Seeing Santa {Year 3}

Monday, December 21, 2015
The first Christmas without my Addy happened to be the first in 13 years without the one who I thought would be my other half forever. It was bitter. Very, very bitter.  

Absent of joy or any desire to celebrate. Empty of any energy to even pretend. 
I so clearly remember just feeling lost. Surrounded by people, I felt invisible. Deeply alone.

I vividly remember praying for January. I needed the season to pass, the jolly carols to cease, the flickering lights to dim, and the feeling of guilt for not having a care in the world for the holiday season to be gone.
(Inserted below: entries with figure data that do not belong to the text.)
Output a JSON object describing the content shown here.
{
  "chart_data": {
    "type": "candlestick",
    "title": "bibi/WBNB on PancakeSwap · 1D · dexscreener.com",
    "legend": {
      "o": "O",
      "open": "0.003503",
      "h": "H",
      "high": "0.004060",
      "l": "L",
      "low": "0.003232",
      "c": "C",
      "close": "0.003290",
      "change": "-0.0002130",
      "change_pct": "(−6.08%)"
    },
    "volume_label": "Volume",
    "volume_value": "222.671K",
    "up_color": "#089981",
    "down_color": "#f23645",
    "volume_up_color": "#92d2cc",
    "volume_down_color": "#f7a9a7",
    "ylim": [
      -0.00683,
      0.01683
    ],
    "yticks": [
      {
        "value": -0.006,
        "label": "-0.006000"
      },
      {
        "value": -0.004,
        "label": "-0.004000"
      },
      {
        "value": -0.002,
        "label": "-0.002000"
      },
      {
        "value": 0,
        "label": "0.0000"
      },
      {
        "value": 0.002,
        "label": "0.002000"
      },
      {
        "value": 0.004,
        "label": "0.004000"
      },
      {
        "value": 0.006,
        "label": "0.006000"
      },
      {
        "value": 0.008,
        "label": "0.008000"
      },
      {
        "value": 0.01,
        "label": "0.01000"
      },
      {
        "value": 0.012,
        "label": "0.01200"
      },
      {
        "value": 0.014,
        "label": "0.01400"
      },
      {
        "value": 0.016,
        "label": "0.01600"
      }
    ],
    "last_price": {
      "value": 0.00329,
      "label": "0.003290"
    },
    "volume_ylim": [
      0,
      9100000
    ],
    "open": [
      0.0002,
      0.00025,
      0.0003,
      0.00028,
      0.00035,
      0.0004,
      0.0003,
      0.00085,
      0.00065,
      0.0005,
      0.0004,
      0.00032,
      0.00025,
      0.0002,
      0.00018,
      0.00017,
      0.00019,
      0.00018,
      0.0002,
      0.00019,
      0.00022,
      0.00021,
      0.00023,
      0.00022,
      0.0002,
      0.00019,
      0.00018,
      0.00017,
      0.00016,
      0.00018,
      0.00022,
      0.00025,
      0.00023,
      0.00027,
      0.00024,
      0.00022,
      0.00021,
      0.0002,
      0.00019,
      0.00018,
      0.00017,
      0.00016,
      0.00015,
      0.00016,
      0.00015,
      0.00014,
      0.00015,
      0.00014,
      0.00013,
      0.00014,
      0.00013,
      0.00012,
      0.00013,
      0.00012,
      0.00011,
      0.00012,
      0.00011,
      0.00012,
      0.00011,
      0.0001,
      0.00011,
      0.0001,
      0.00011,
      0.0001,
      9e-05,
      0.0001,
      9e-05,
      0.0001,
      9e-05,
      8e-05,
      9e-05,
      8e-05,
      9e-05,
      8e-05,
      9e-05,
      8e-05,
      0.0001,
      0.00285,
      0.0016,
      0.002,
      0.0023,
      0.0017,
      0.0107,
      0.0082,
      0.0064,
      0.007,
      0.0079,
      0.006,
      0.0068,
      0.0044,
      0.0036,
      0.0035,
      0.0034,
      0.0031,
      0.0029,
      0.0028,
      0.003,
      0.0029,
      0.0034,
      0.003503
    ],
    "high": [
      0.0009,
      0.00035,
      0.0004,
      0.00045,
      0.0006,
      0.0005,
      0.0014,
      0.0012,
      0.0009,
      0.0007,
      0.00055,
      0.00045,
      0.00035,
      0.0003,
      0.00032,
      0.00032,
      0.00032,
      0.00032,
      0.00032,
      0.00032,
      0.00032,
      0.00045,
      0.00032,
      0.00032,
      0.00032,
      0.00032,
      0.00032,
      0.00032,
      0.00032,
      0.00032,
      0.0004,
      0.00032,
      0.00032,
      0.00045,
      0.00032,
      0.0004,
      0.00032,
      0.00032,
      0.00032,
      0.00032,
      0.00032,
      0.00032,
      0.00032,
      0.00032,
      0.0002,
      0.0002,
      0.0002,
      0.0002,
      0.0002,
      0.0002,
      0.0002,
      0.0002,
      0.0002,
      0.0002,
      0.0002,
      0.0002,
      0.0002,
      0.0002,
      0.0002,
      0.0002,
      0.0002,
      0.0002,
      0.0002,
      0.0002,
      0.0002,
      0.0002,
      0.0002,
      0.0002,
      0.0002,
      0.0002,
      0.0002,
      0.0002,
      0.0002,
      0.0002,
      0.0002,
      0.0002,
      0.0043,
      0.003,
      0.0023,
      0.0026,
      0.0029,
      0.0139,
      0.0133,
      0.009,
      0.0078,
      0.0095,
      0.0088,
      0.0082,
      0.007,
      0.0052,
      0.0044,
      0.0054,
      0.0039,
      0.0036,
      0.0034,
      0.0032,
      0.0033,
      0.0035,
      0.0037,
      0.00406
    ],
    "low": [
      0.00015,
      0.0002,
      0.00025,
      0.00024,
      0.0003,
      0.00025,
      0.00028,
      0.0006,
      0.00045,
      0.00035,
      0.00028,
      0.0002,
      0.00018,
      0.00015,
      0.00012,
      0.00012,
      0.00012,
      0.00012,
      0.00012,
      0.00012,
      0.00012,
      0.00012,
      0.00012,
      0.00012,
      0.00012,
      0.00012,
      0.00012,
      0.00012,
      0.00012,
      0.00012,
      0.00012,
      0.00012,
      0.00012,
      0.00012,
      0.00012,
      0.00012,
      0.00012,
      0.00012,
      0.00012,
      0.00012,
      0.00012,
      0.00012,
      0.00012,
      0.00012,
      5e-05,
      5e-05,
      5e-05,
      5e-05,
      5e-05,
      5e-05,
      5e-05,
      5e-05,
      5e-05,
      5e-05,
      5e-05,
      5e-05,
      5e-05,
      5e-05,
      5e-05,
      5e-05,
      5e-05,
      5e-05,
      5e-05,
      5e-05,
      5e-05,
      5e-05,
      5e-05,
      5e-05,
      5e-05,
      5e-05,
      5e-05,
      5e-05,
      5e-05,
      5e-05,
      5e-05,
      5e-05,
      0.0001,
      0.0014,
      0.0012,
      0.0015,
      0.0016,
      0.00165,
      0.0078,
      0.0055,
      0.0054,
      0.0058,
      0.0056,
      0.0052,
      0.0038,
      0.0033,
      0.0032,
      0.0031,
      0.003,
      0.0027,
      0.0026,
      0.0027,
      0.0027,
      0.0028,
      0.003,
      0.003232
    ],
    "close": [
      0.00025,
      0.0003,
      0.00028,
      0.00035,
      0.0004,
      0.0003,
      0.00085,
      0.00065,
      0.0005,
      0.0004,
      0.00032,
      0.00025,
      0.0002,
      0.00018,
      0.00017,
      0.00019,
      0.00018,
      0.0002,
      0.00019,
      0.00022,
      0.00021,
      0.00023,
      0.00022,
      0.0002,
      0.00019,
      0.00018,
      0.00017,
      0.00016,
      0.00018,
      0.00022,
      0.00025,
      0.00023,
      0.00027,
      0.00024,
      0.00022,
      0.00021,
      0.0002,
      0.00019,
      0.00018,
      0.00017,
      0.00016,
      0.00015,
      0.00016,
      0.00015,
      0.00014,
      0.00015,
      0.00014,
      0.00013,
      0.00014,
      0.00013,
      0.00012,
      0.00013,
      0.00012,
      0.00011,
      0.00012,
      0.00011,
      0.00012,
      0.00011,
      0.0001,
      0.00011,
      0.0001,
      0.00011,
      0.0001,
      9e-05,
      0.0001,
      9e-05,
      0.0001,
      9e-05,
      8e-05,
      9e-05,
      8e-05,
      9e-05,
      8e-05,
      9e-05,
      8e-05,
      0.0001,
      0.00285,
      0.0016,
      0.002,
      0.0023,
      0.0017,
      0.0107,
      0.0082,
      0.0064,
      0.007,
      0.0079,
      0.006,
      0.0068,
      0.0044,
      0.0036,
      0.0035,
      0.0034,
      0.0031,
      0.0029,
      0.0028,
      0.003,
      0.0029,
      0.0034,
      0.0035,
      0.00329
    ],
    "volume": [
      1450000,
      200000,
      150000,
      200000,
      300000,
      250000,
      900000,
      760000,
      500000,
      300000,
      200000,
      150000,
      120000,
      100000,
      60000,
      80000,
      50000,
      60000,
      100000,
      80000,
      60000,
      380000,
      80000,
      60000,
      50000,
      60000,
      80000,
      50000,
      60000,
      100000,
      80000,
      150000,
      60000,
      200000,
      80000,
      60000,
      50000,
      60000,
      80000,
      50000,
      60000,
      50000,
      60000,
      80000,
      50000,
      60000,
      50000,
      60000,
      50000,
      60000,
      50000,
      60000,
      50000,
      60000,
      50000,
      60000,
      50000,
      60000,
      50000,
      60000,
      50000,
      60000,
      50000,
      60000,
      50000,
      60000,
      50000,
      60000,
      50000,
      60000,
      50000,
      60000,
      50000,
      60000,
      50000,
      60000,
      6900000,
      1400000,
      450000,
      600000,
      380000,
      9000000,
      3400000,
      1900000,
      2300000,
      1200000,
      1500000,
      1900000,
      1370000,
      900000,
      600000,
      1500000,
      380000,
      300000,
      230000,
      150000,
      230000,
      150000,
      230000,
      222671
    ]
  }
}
If I could have hidden and avoided it all, there is no doubt that I would have.

I remember waking up one morning and realizing that my Addy would never know Christmas. I had palpitations as I once again I found myself face to face with yet another reality of death. Robbed of what should be.

 
On a mission, I gathered her picture and went to see Santa. I have tears in my eyes as I think of the so freshly broken momma determined to create a memory for her child who she longed so deeply for. That Santa, he was simply beautiful and after he didn't skip a beat at my request to take a picture with the only proof I have of my daughter, he asked if I would join in. I didn't want to. I didn't have a desire to sit on his lap but he insisted so I obliged. 


As the picture surfaced when unpacking my Christmas decor this year, I couldn't stop looking at it. A picture I never wanted had me mesmerized. If I could, I would tell that deeply wounded girl, who was so lost and broken and empty to even feel that she truly will be okay. Not then, not any time soon, but eventually she will come to understand a new normal. And ever so slowly, she would surface.

 I would tell her that even three years later, it still hurts and that it will still leave her breathless at times when she remembers back. And yes, still three years later she will feel tears rolling down her cheeks as she yet again waits for a picture with Santa but despite despising when others said it, with time, indeed with time she would know moments of peace. She would come to understand what it means to find purpose and meaning and yes, even hope in the journey. 

She couldn't have understood it then, but I wish she could have known that her beloved Addy wouldn't be forgotten. She feared she would. Terrified that her memory would fade as her marriage did. She worried that she would have to carry her daughter's memory alone but she didn't. Her Addy was, she is, and will forever be so deeply cherished by more than her momma could have ever fathomed.

 
That picture, circa Christmas 2013, is time capsule reminder of how far I have come.
Aly of three years ago needed to know that though she felt invisible, He was there. 
He was indeed and He still is, delicately mending the broken within.